The Tartans men's soccer team is racking up lots of both this fall as all seven of its victories have come via shutout.
“We take pride in playing defense,” said junior outside back Brandon Peck, a Central Catholic graduate. “It's a mentality. (Shutouts) are something to look forward to each and every game.”
No. 18 Carnegie Mellon (7-1) is tied for first in NCAA Division III in shutouts and ranks third with a 0.24 goals-against average. The Tartans have outscored opponents 14-2, with the only goals allowed coming in a 2-1 overtime loss Sept. 7 at Dickinson. Since then, Carnegie Mellon has recorded five consecutive shutouts.
“We're really starting to take off here,” said senior goalkeeper Christopher Madden, who has four shutouts and was part of a team shutout against Bethany on Saturday. “It's really more about the back four doing their jobs. I haven't really been tested all that much this year so far.”
The back four features Peck and senior Ben Bryant on the outside, with juniors Jakob Rohwer and Mark Nicholas in the middle.
“I think a lot of the guys are just willing to put the work in,” Madden said. “They're going for a lot of challenging balls. They're really putting themselves on the line to make some plays. We're also getting a lot of backtracking from the midfielders, which really helps out with the coverage.”
Madden said it's his job to keep the defense organized — “pushing the resources we have in the back around,” as he puts it. It also helps that all four defenders are returning starters.
“We know how each other is going to play,” Peck said. “We know when to drop and when to step (forward). I think that's very important to be well-versed with each other.”
Success is nothing new to the Tartans, who have reached the NCAA Tournament in three of the past five years under coach Arron Lujan. Carnegie Mellon rose to as high as fourth in the rankings last season and advanced to the second round of NCAAs. That squad, though, allowed 22 goals in 18 games, and the Tartans pledged to trim its goals-against average this fall.
So far, so good.

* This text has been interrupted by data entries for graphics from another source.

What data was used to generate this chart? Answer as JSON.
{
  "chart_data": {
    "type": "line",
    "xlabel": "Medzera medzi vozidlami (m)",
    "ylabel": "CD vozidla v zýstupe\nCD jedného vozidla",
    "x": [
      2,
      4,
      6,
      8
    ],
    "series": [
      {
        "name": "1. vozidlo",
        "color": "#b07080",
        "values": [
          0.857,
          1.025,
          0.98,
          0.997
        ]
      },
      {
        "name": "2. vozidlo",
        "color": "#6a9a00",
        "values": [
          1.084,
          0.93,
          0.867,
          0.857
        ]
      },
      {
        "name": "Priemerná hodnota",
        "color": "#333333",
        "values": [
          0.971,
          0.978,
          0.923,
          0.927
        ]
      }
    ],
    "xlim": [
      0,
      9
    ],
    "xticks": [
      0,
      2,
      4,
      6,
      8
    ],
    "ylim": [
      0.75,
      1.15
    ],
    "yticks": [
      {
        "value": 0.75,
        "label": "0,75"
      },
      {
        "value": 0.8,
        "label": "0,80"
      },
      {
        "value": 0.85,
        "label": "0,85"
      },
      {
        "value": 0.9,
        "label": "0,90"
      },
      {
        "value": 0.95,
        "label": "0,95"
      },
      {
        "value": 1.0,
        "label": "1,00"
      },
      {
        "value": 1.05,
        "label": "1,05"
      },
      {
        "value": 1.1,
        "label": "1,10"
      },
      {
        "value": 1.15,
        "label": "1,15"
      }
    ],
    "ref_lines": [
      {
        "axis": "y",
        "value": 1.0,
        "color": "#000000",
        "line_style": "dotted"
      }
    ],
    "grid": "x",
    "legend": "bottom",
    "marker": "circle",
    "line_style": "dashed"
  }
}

Tougher opponents await, including five games in the traditionally strong University Athletic Association, but Madden said the string of shutouts will pay dividends.
“When you start moving into the UAA and the NCAA Tournament, the margin for error gets really small,” he said. “There's a different feel to it when it's a 1-0 game. I believe when you get into an NCAA Tournament game when it's high stakes, all of those games are going to be really close. Any situation (during the regular season) when it's a 1-0 shutout, and we have to close the game out, it's really going to help us.”